Sandhya Vinay 1, A-F
Audiology group, Institute of Neuromedicine and Neurosciences, Norwegian University of Science and Technology, Norway
Audiology group, Institute of Neuromedicine and Neurosciences, Norwegian University of Science and Technology, Tungasletta 2, 7491, Trondheim, Norway
Submission date: 2022-03-24
Final revision date: 2022-05-12
Acceptance date: 2022-05-23
Publication date: 2022-06-30
J Hear Sci 2022;12(2):20–35
Speech perception is multisensory, relying on auditory as well as visual information from the articulators. Watching articulatory gestures which are either congruent or incongruent with the speech audio can change the auditory percept, indicating that there is a complex integration of auditory and visual stimuli. A speech segment is comprised of distinctive features, notably voice onset time (VOT) and place of articulation (POA). Understanding the importance of each of these features for audiovisual (AV) speech perception is critical. The present study investigated the perception of AV consonant-vowel (CV) syllables with various VOTs and POAs under two conditions: diotic incongruent and dichotic congruent.

Material and methods:
AV stimuli comprised diotic and dichotic CV syllables with stop consonants (bilabial /pa/ and /ba/; alveolar /ta/ and /da/; and velar /ka/ and /ɡa/) presented with congruent and incongruent video CV syllables with stop consonants. There were 40 righthanded normal hearing young adults (20 females, mean age 23 years, SD = 2.4 years) and 20 males (mean age 24 years, SD = 2.1 years) who participated in the experiment.

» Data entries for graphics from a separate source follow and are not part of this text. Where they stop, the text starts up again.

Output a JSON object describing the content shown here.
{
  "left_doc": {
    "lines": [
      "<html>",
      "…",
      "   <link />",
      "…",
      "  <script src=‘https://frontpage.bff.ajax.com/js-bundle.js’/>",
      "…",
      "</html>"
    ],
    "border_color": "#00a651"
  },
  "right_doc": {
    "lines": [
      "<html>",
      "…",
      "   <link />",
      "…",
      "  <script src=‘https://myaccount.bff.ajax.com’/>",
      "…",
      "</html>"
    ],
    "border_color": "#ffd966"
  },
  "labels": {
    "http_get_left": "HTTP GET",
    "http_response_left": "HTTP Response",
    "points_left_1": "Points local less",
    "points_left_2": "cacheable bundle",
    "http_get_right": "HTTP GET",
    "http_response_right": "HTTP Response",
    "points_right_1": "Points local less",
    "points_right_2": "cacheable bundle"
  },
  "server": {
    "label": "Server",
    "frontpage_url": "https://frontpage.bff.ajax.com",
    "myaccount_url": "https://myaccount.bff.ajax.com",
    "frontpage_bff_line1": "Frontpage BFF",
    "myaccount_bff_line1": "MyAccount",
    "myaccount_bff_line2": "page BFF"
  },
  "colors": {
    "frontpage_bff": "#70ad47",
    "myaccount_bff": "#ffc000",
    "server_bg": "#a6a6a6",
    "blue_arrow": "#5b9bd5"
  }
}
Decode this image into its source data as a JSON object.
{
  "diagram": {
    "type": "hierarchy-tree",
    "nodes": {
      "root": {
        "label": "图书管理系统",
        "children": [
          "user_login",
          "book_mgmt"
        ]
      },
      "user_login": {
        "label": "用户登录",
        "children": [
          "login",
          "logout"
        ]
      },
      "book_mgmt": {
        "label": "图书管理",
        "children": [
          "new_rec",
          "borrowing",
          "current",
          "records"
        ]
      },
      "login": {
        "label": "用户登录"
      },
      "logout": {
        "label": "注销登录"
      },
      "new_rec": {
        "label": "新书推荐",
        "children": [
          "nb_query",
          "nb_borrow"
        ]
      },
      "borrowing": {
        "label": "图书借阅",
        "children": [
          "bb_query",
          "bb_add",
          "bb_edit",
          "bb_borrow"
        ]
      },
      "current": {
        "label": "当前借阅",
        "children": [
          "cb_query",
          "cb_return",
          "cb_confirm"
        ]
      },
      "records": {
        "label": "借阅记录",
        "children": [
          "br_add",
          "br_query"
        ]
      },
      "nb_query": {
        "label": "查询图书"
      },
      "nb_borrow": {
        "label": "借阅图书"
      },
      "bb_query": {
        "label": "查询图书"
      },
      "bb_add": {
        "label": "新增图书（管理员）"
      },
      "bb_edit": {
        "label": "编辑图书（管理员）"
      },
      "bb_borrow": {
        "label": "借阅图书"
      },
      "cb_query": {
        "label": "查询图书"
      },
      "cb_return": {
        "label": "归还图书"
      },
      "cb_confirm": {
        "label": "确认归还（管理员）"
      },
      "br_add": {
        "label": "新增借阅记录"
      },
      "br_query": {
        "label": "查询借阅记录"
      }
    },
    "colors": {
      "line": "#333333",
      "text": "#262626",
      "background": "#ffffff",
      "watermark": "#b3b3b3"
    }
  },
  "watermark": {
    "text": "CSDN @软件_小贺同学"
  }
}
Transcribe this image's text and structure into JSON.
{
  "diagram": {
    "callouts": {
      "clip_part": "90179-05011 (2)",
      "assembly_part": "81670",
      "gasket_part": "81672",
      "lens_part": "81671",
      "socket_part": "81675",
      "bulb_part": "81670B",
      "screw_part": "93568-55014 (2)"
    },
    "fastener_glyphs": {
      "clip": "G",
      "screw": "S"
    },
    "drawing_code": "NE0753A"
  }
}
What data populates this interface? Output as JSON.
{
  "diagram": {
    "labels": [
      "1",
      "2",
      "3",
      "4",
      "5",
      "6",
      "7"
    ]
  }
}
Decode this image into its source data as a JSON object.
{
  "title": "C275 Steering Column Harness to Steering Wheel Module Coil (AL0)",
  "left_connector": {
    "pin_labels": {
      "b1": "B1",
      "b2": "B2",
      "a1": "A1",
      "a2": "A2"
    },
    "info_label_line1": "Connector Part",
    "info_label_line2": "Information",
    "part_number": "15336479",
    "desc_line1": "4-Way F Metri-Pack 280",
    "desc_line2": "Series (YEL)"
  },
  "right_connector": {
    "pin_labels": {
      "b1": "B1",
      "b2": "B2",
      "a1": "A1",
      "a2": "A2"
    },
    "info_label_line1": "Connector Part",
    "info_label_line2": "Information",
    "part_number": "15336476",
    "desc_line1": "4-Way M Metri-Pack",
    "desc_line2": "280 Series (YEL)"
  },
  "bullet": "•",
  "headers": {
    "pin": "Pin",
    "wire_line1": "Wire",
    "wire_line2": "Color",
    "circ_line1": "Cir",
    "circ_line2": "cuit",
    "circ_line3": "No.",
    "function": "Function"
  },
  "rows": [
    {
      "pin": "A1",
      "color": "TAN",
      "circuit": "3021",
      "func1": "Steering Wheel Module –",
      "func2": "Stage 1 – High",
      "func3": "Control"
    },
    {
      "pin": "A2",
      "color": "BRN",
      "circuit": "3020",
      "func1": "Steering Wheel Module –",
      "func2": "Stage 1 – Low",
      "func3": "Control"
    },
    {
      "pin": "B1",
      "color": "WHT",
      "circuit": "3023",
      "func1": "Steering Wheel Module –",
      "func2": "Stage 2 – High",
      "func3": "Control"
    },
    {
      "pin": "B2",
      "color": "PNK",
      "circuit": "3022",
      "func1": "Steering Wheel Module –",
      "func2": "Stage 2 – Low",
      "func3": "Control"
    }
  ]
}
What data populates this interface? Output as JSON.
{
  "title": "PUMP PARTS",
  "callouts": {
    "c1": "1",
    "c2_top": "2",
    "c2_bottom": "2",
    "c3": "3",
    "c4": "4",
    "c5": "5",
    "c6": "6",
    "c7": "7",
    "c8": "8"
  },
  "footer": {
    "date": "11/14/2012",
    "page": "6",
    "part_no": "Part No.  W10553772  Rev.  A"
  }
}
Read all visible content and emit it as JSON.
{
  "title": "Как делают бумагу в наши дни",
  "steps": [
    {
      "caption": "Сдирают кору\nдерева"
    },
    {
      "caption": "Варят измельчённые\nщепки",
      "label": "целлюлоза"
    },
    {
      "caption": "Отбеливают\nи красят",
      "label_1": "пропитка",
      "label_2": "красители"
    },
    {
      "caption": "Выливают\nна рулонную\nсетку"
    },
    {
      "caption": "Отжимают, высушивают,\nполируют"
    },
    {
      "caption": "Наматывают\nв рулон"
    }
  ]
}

In the diotic incongruent AV condition, short VOT (voiced CV syllables) of the visual segments were identified when auditory segments had a CV syllable with long VOT (unvoiced CV syllables). In the dichotic congruent AV condition, there was an increase in identification of the audio segment when the subject was presented with a video segment congruent to either ear, in this way overriding the otherwise presented ear advantage in dichotic listening. Distinct visual salience of bilabial stop syllables had greater visual influence (observed as greater identification scores) than velar stop syllables and thus overrode the acoustic dominance of velar syllables.

The findings of the present study have important implications for understanding the perception of diotic incongruent and dichotic congruent audiovisual CV syllables in which the stop consonants have different VOT and POA combinations. Earlier findings on the effect of VOT on dichotic listening can be extended to AV speech having dichotic auditory segments.